Nick’s hands skimmed down my sides, reverent in the way he touched me—like I was fragile and sacred all at once. He kissed the corner of my mouth, then my jaw, then lower, each press of his lips unraveling something inside me. There was no rush between us, just this slow, aching build that made every movement feel like a confession. I felt him guiding me, grounding me, and yet every second made me feel like I was floating.
Our bodies moved together in a rhythm that felt instinctive, like we were learning each other in a new language made of sighs and shivers and shared breath. I clung to him, fingers digging into his shoulders as he rocked into me, deep and unhurried. The friction was enough to draw out little gasps from my throat, pleasure curling through me like smoke—slow and intoxicating. Every roll of his hips was a promise: I see you, I want you, I’ve got you.
As the crescendo built between us, it didn’t crash over like a wave—it bloomed. I held on tighter, burying my face in his neck as my body trembled and arched, falling apart piece by piece in the safest place I’d ever known.
Nick followed soon after, his low groan against my skin laced with awe, with reverence. He held me through it, arms wrapped tightly around my waist, as if he never wanted to let go.
And honestly, I didn’t want him to.
Chapter 16
Nick
I stepped into the locker room, and the scent hit me first—sweat, liniment, ice melt, and that strange mix of adrenaline and tension that clung to every brick in this place. It wrapped around me like a second skin. Familiar. Gritty. Home.
“Look who finally showed up,” Axyl drawled, sprawled across the bench like a damn jungle cat, all muscle and arrogance. He flashed a shit-eating grin. “Lose track of time or just buried too deep in a certain brunette?”
“More like lost in her,” Dominic muttered, holding up a soggy glove with the kind of disdain he usually reserved for opposing goalies. “Someone screwed with my gear, and I swear to God?—”
Axyl cut in, grinning. “Relax, Inferno Daddy. Your gloves always smelled like abandonment issues.”
Dominic’s head snapped up, his glare lethal. “Say that again and I’ll shove this glove down your throat, tape and all.”
Everett, calm as ever in the corner, didn’t even look up from tying his skates. “You two flirting again?” he asked, voice so dry it could’ve caught fire.
“I’ve got fifty bucks that says it ends in a kiss,” Luke chimed in from the far bench, his blade sliding across the sharpener in slow, ominous strokes like he was prepping for a duel instead of a game.
Dominic glared harder. “You volunteering to officiate, Kassian?”
Laughter cracked through the room. I smirked and started pulling on my gear. The noise, the bickering, the cocky trash talk—it was our ritual, the chaos before the storm. But tonight? Something felt different. More alive. More real.
Because she was here.
This wasn’t just game night. It was our night. And I was about to burn the whole damn rink down in her honor.
I caught Rhys’s eye across the room—the guy didn’t speak unless it mattered, but the nod he gave me said everything. He knew. He always knew. What this night meant. What she meant.
Sam was rallying a couple rookies near the board, giving them that steady optimism like he could shoulder the whole game for them if they needed it. Wyatt Hudson, stoic as ever, was hunched over his skates with that dead-eyed focus, dragging the whetstone like he was about to gut someone instead of slice across the ice.
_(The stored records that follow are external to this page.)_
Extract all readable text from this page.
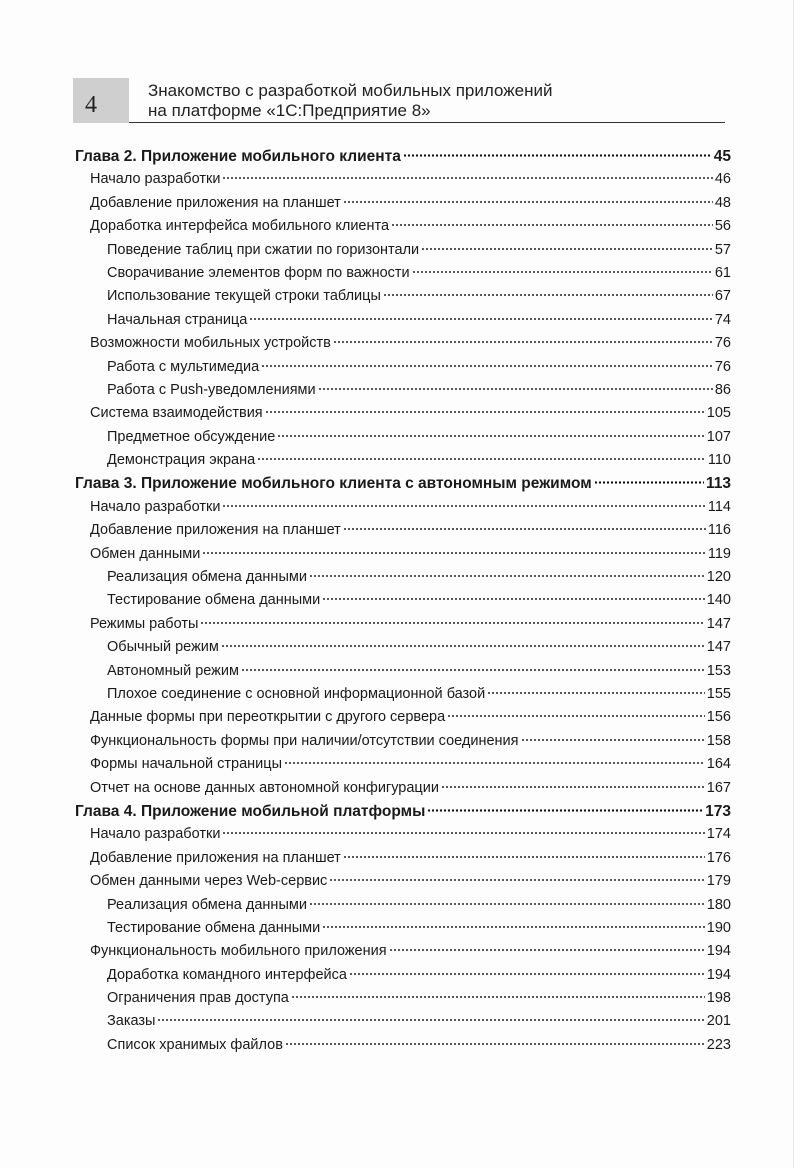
4
Знакомство с разработкой мобильных приложений
на платформе «1С:Предприятие 8»
Глава 2. Приложение мобильного клиента	45
Начало разработки	46
Добавление приложения на планшет	48
Доработка интерфейса мобильного клиента	56
Поведение таблиц при сжатии по горизонтали	57
Сворачивание элементов форм по важности	61
Использование текущей строки таблицы	67
Начальная страница	74
Возможности мобильных устройств	76
Работа с мультимедиа	76
Работа с Push-уведомлениями	86
Система взаимодействия	105
Предметное обсуждение	107
Демонстрация экрана	110
Глава 3. Приложение мобильного клиента с автономным режимом	113
Начало разработки	114
Добавление приложения на планшет	116
Обмен данными	119
Реализация обмена данными	120
Тестирование обмена данными	140
Режимы работы	147
Обычный режим	147
Автономный режим	153
Плохое соединение с основной информационной базой	155
Данные формы при переоткрытии с другого сервера	156
Функциональность формы при наличии/отсутствии соединения	158
Формы начальной страницы	164
Отчет на основе данных автономной конфигурации	167
Глава 4. Приложение мобильной платформы	173
Начало разработки	174
Добавление приложения на планшет	176
Обмен данными через Web-сервис	179
Реализация обмена данными	180
Тестирование обмена данными	190
Функциональность мобильного приложения	194
Доработка командного интерфейса	194
Ограничения прав доступа	198
Заказы	201
Список хранимых файлов	223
Everyone had their rituals. Everyone had their reason to burn.
“Yo! Nick!” Axyl’s voice cracked through the noise like a warhorn, and I glanced over as he tossed a roll of tape at my chest. “You even listening? Or is your brain still wrapped around your girl’s thighs?”
“Shut it,” I shot back with a smirk, not even bothering to deny it. The grin on my face probably gave me away, anyway.
The jersey slid over my shoulders like armor, its weight grounding me. My heartbeat started syncing with the rhythm of the room—sticks tapping, blades clacking, fists pounding into open palms. The noise. The tension. The pulse of a thousand games stitched into our bones.
Luke stepped forward with the dramatic flair only he could pull off and clapped his hands. “Time to remind them who the hell we are.”
And just like that, the switch flipped. The animal in my chest stirred. It wasn’t just adrenaline—it was instinct. The hunger to move, to hit, to win. All of it sharp as steel and just as unforgiving.
But underneath that—pounding beneath the roar—was her.
Kennedy.
Her smile, her voice, her fingertips on my chest as she whispered you’ve got this. Her wearing my number like it was stitched to her skin. That girl had no idea what she did to me, and if I had it my way, I’d show her—after the game, after the win—with her still in my jersey and nothing else.
As we closed ranks in the middle of the room, fists touching, heads bowed, our voices rose in one howl—loud, defiant, brutal.